Bizi biz eden en önemli soru bu: Neden?
Neden sorusu türümüzü diğer bütün canlılardan farklı kılan belki de en önemli soru. Fakat bizim için bile bunun bir sınırı var. Aslında bizim sınırlılığımızın bir sınırı. Evrenimizin, dünyamızın yaşı ile kıyasladığımızda henüz evrimimizin başında bebek sayılırız.
Fakat yine de etrafımızda olup biten her şey ile ilgili neden sorusuna yönelik zekamızın, bilimimizin vereceği maddi temelli kuşku duyulmayan cevaplar var.
Bu cevaplar ağırlıklı olarak dünyamız ve çevresi eksenli bir sınıra sahip iken evren ile ilgili olarak da bu temelli çok güçlü öngörülerimiz var.
Konusu ve içeriği fark etmeksizin, neden sorusunu sorduğumuzda her vereceğimiz cevaba bir neden sorusu daha yöneltirsek; önce kesinlik düzeyinde, ardından güçlü öngörülerimiz düzeyinde varacağımız yer, yani neden sorusunun artık anlamını yitireceği yer maddi evrenimizin sınırı ve ötesi olur. Ona da şu an itibarı ile evrimsel gelişimimiz el vermiyor.
Fakat emin olduğumuz şey şu: Atom altı dolanık parçacıkların hareketi dışında bizi ve daha üstü kapsayan evren ile ilgili hemen hemen her konuda; ister ispata ister güçlü ve dayanaklı öngörülere dayalı olsun, neden-sonuç içerikli soru ve cevaplarımız var. Maddi evrenimizin başlangıcına değin. Ötesi muamma… Ötesi için dileyen nazikçe bilmiyorum da diyebilir, dileyen bir yaratıcıya da bağlayabilir. Bundan sonrası öznel bir tercih olur.
Bir insanın alıcıları (duyuları), istese de istemese de, az ya da çok, doğumundan itibaren öğrenmeye programlı. Bu, hayatta kalmanın genetik bir zorunluluğu.
Bu konudaki her çalışmanın para kazanmaya dönük olması meselesine gelince: İlki para ile ilgili ve kanımca yapılan yaygın bir hata. Para elin kiri, her şey para değil vb. içerikli…
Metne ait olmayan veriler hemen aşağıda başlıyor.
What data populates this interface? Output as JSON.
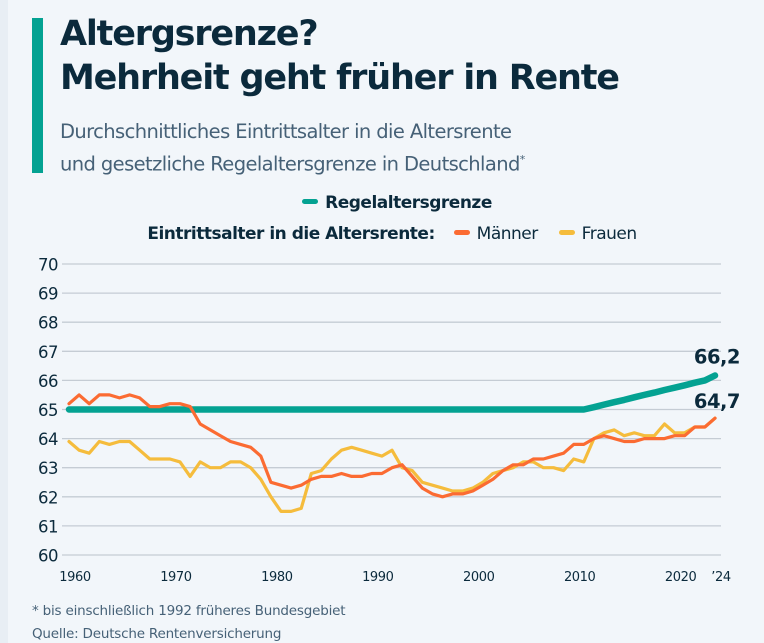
{
  "header": {
    "title_line1": "Altergsrenze?",
    "title_line2": "Mehrheit geht früher in Rente",
    "subtitle_line1": "Durchschnittliches Eintrittsalter in die Altersrente",
    "subtitle_line2": "und gesetzliche Regelaltersgrenze in Deutschland",
    "subtitle_mark": "*"
  },
  "legend": {
    "regel_label": "Regelaltersgrenze",
    "group_label": "Eintrittsalter in die Altersrente:",
    "maenner_label": "Männer",
    "frauen_label": "Frauen"
  },
  "colors": {
    "accent": "#04a292",
    "regel": "#04a292",
    "maenner": "#fb6b32",
    "frauen": "#f5bc3c",
    "grid": "#c5ccd4",
    "text": "#0b2a3c"
  },
  "footer": {
    "footnote": "* bis einschließlich 1992 früheres Bundesgebiet",
    "source": "Quelle: Deutsche Rentenversicherung"
  },
  "chart_data": {
    "type": "line",
    "title": "Altergsrenze? Mehrheit geht früher in Rente",
    "subtitle": "Durchschnittliches Eintrittsalter in die Altersrente und gesetzliche Regelaltersgrenze in Deutschland*",
    "xlabel": "",
    "ylabel": "",
    "ylim": [
      60,
      70
    ],
    "xlim": [
      1960,
      2024
    ],
    "grid": true,
    "legend_position": "top-center",
    "y_ticks": [
      "60",
      "61",
      "62",
      "63",
      "64",
      "65",
      "66",
      "67",
      "68",
      "69",
      "70"
    ],
    "x_ticks": [
      {
        "year": 1960,
        "label": "1960"
      },
      {
        "year": 1970,
        "label": "1970"
      },
      {
        "year": 1980,
        "label": "1980"
      },
      {
        "year": 1990,
        "label": "1990"
      },
      {
        "year": 2000,
        "label": "2000"
      },
      {
        "year": 2010,
        "label": "2010"
      },
      {
        "year": 2020,
        "label": "2020"
      },
      {
        "year": 2024,
        "label": "’24"
      }
    ],
    "x": [
      1960,
      1961,
      1962,
      1963,
      1964,
      1965,
      1966,
      1967,
      1968,
      1969,
      1970,
      1971,
      1972,
      1973,
      1974,
      1975,
      1976,
      1977,
      1978,
      1979,
      1980,
      1981,
      1982,
      1983,
      1984,
      1985,
      1986,
      1987,
      1988,
      1989,
      1990,
      1991,
      1992,
      1993,
      1994,
      1995,
      1996,
      1997,
      1998,
      1999,
      2000,
      2001,
      2002,
      2003,
      2004,
      2005,
      2006,
      2007,
      2008,
      2009,
      2010,
      2011,
      2012,
      2013,
      2014,
      2015,
      2016,
      2017,
      2018,
      2019,
      2020,
      2021,
      2022,
      2023,
      2024
    ],
    "series": [
      {
        "name": "Regelaltersgrenze",
        "key": "regel",
        "end_label": "66,2",
        "values": [
          65,
          65,
          65,
          65,
          65,
          65,
          65,
          65,
          65,
          65,
          65,
          65,
          65,
          65,
          65,
          65,
          65,
          65,
          65,
          65,
          65,
          65,
          65,
          65,
          65,
          65,
          65,
          65,
          65,
          65,
          65,
          65,
          65,
          65,
          65,
          65,
          65,
          65,
          65,
          65,
          65,
          65,
          65,
          65,
          65,
          65,
          65,
          65,
          65,
          65,
          65,
          65,
          65.08,
          65.17,
          65.25,
          65.33,
          65.42,
          65.5,
          65.58,
          65.67,
          65.75,
          65.83,
          65.92,
          66.0,
          66.17
        ]
      },
      {
        "name": "Männer",
        "key": "maenner",
        "end_label": "64,7",
        "values": [
          65.2,
          65.5,
          65.2,
          65.5,
          65.5,
          65.4,
          65.5,
          65.4,
          65.1,
          65.1,
          65.2,
          65.2,
          65.1,
          64.5,
          64.3,
          64.1,
          63.9,
          63.8,
          63.7,
          63.4,
          62.5,
          62.4,
          62.3,
          62.4,
          62.6,
          62.7,
          62.7,
          62.8,
          62.7,
          62.7,
          62.8,
          62.8,
          63.0,
          63.1,
          62.7,
          62.3,
          62.1,
          62.0,
          62.1,
          62.1,
          62.2,
          62.4,
          62.6,
          62.9,
          63.1,
          63.1,
          63.3,
          63.3,
          63.4,
          63.5,
          63.8,
          63.8,
          64.0,
          64.1,
          64.0,
          63.9,
          63.9,
          64.0,
          64.0,
          64.0,
          64.1,
          64.1,
          64.4,
          64.4,
          64.7
        ]
      },
      {
        "name": "Frauen",
        "key": "frauen",
        "values": [
          63.9,
          63.6,
          63.5,
          63.9,
          63.8,
          63.9,
          63.9,
          63.6,
          63.3,
          63.3,
          63.3,
          63.2,
          62.7,
          63.2,
          63.0,
          63.0,
          63.2,
          63.2,
          63.0,
          62.6,
          62.0,
          61.5,
          61.5,
          61.6,
          62.8,
          62.9,
          63.3,
          63.6,
          63.7,
          63.6,
          63.5,
          63.4,
          63.6,
          63.0,
          62.9,
          62.5,
          62.4,
          62.3,
          62.2,
          62.2,
          62.3,
          62.5,
          62.8,
          62.9,
          63.0,
          63.2,
          63.2,
          63.0,
          63.0,
          62.9,
          63.3,
          63.2,
          64.0,
          64.2,
          64.3,
          64.1,
          64.2,
          64.1,
          64.1,
          64.5,
          64.2,
          64.2,
          64.4,
          64.4,
          64.7
        ]
      }
    ]
  }
}
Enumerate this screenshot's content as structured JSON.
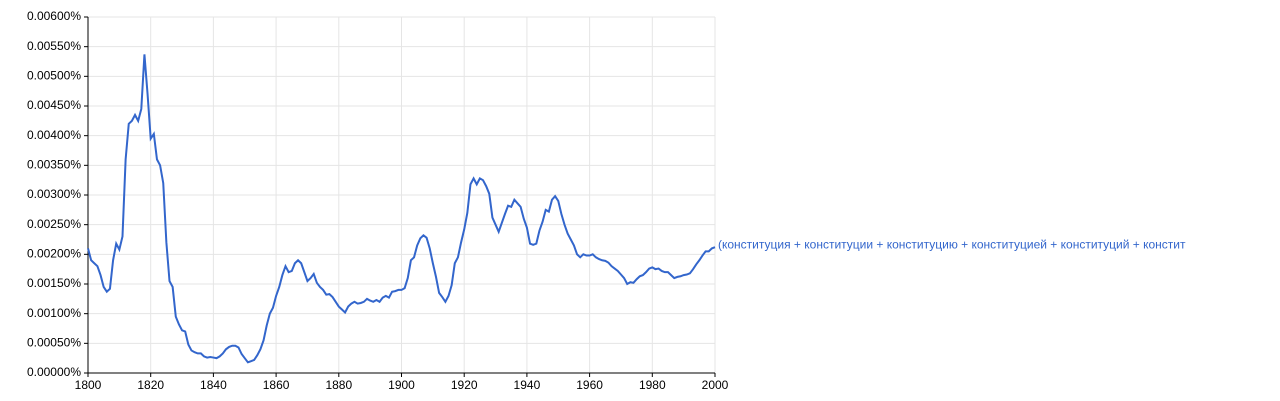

Oysa para bir kağıttan öte alın terinin, emeğin bir karşılığı, ötesi değil ve haklı olarak her emek harcayan, yaşamını idame ettirmek için bu değişim değeri üzerinden ihtiyaçlarını karşılamak için paraya, yani aslında emeğine, alın terine değer verecektir. Burada abes bir durum yok.
Fakat para üzerinden para kazanmak, parayı kutsayıp onun dışında bir değer tanımamak ve hak edilmemiş olarak, parayı tüm değerlerinin üstünde tutmaksa kast edilen; evet ne yazık ki haklısınız ve bu, bugün için dermansız bir illet. Hele ki söz konusu bilim ise…
Sömürü konusu biraz daha farklı. Zira o, ne yaratılan değerin kendisi ne emeğin kendisi ne de karşılığı olan ve değişim değeri içeren paranın kendisi ile ilgili değil. Aksine yaratılanın, hak edilenin ve karşılığı olarak verilmesi gereken paranın birileri tarafından türlü ve haksız gerekçelerle gasp edilmesi ile ilgilidir. Neticede egemen iktisadi sistemin adı kapitalizmdir ve temeli sömürüye dayanır. Zira kelime anlamı da “anamal”, “anapara”dır. Yani doğasına uygun davranmaktadır. Mesele; hakkı gasp edilenin ve hakkı olanı almak üzere, doğasına uygun davranıp davranmadığıdır. Bu da herkesin kendine sorup belki de yanıtlaması gereken en önemli neden içerikli sorudur.